Constitution

Journal de Séville, vendredi 7 avril

Mais quelle ville pourrait supporter ça ? Pendant une semaine, tout le centre bouleversé plusieurs fois par jour ! A la mi-journée sur les boulevards extérieurs, on ferme les accès par toutes les portes, avec interdiction pour les véhicules de rentrer. Chaque jour, à la même heure, on déploie des milliers de chaises rangées le long de la « route officielle », qui part de La Campana et va jusqu’à la cathédrale. A savoir la Plaza del Duque, Sierpes, plaza de San Francisco, avenue de la Constitution, chaque recoin rempli d’estrades et de chaises, avec au milieu un passage – trois mètres de large – pour que se faufilent les pénitents et leurs invraisemblables chars de deux tonnes portés à l’épaule par une bande de costauds des Batignolles andalous. Et dans la nuit, dès que le dernier est passé, on replie tout ça, très soigneusement, pour laisser la place aux services de nettoyage et dès le matin suivant aux chalands et à la pratique. Et vers midi, on remet ça ! Pendant sept jours de suite. On essaye d’imaginer ce que ça pourrait donner à Paris, Toulouse ou Carcassonne. Une émeute, sûrement, dès le premier jour…

Disons qu’ici, en ce vendredi soir, on a à peu près passé la folie la plus pure… La première procession de cette séquence extrême, la procession des Cigarreras (La fabrique de tabac, Carmen, Don José, tout le tintouin…) est sorti hier jeudi à 14 heures 30. Mais vingt processions différentes se sont ensuite succédées, sans interruption, jusqu’à maintenant !

Sept confréries pour la journée de jeudi, six à l’aube de ce vendredi, parmi les plus importantes – on appelle ça la Madrugada, et on y croise la Macarena, le Gran Poder, les Gitans, l’Esperanza Triana – et sept encore dans l’après-midi ! C’est le marathon annuel du jeudi et vendredi saints.
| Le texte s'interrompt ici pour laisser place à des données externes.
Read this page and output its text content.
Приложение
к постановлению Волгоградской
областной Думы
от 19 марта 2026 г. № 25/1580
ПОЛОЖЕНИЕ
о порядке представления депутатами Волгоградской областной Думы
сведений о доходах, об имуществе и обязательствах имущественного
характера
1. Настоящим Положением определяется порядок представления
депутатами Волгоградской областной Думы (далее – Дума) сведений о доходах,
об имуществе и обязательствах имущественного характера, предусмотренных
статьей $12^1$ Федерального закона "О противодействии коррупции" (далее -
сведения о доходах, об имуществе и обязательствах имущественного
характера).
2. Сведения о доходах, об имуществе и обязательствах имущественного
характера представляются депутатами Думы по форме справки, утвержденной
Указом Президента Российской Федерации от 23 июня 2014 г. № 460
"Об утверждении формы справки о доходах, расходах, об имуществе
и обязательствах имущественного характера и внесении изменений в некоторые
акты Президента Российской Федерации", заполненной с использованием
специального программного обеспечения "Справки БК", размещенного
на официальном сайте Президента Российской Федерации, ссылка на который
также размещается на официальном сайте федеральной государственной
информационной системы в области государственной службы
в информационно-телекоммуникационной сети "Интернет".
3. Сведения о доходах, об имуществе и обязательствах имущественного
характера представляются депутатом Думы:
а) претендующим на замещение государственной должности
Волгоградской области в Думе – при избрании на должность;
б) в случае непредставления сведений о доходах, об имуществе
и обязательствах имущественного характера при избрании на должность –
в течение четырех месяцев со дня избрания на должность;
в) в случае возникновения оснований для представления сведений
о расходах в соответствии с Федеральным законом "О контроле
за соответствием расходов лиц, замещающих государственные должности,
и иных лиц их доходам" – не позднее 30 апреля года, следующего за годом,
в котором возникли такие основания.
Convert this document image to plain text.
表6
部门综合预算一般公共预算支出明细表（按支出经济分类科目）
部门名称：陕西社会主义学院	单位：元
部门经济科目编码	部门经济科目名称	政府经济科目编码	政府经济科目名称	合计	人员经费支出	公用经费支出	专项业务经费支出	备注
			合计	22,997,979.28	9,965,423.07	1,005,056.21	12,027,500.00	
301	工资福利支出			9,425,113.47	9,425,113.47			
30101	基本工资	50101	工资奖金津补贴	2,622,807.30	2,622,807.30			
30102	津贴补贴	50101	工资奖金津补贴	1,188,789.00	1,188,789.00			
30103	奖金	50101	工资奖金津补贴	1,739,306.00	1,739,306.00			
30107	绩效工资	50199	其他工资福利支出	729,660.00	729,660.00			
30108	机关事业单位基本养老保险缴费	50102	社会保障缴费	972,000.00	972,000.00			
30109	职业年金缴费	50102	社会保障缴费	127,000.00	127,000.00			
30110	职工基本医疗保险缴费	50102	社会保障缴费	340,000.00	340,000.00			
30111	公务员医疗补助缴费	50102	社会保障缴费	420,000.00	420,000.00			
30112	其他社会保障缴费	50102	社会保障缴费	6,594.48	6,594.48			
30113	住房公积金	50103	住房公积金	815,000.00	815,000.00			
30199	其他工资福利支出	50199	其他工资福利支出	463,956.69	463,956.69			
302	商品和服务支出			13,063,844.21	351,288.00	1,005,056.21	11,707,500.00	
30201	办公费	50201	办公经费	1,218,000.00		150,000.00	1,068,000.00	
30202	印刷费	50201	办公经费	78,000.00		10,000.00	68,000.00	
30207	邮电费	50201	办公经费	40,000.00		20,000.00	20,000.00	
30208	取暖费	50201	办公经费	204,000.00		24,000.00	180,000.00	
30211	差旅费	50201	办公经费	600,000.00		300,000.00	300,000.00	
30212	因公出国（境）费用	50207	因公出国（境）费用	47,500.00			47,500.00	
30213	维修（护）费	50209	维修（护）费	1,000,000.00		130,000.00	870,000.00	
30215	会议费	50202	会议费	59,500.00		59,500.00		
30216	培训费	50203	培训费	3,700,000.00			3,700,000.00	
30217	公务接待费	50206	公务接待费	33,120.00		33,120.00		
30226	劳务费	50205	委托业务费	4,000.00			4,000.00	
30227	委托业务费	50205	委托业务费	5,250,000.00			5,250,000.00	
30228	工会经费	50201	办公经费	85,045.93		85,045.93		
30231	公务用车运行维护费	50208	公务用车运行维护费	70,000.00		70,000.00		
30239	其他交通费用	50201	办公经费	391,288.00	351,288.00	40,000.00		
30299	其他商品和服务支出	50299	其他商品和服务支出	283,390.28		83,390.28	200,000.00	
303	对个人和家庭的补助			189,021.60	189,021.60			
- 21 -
Là où la nuit est la plus courte, et les journées les plus longues. Ce n’est pas forcément ce qu’on préfère de la Semaine Sainte. Car c’est là que se nichent parfois les dévotions idolâtres qui ne tolèrent pas d’autres approches qu’un abandon fanatique ; La Macarena par exemple suscite, surtout chez ceux qui la connaissent mal – et en premier lieu les français qui l’adorent parce que les sévillans l’adorent – des emportements aveugles. Bien sûr elle a sur sa poitrine des émeraudes vertes offertes par le grand torero Joselito El Gallo qui les lui avaient acheté à Paris. Mais essayez de glisser dans la conversation qu’elle défile aussi avec une ceinture de gala offerte par un des plus grands fils de pute que Séville ait connu, le boucher Queipo de Llano, qui réduisit la ville en massacrant plus de trois mille personnes à la fin de l’année 1936, et dont la dépouille, enterrée dans la propre basilique de la Macarena, n’en a été retirée et transférée que le 3 novembre 2022 en application de la nouvelle loi de la Mémoire Démocratique !... Ça fait six mois, pas plus ! Allez voir sur YouTube, puisque désormais c’est là que notre mémoire habite, les vidéos du transfert des restes du grand homme, de nuit, sous les applaudissements de quelques nostalgiques. Ça fait froid dans le dos. Et quand vous vous dites que cet homme a présidé cette procession chaque année pendant qu’il était à Séville, vous avez envie d’aller plutôt suivre l’hermandad des gitans, qu’il a fait massacré en grand nombre à Triana...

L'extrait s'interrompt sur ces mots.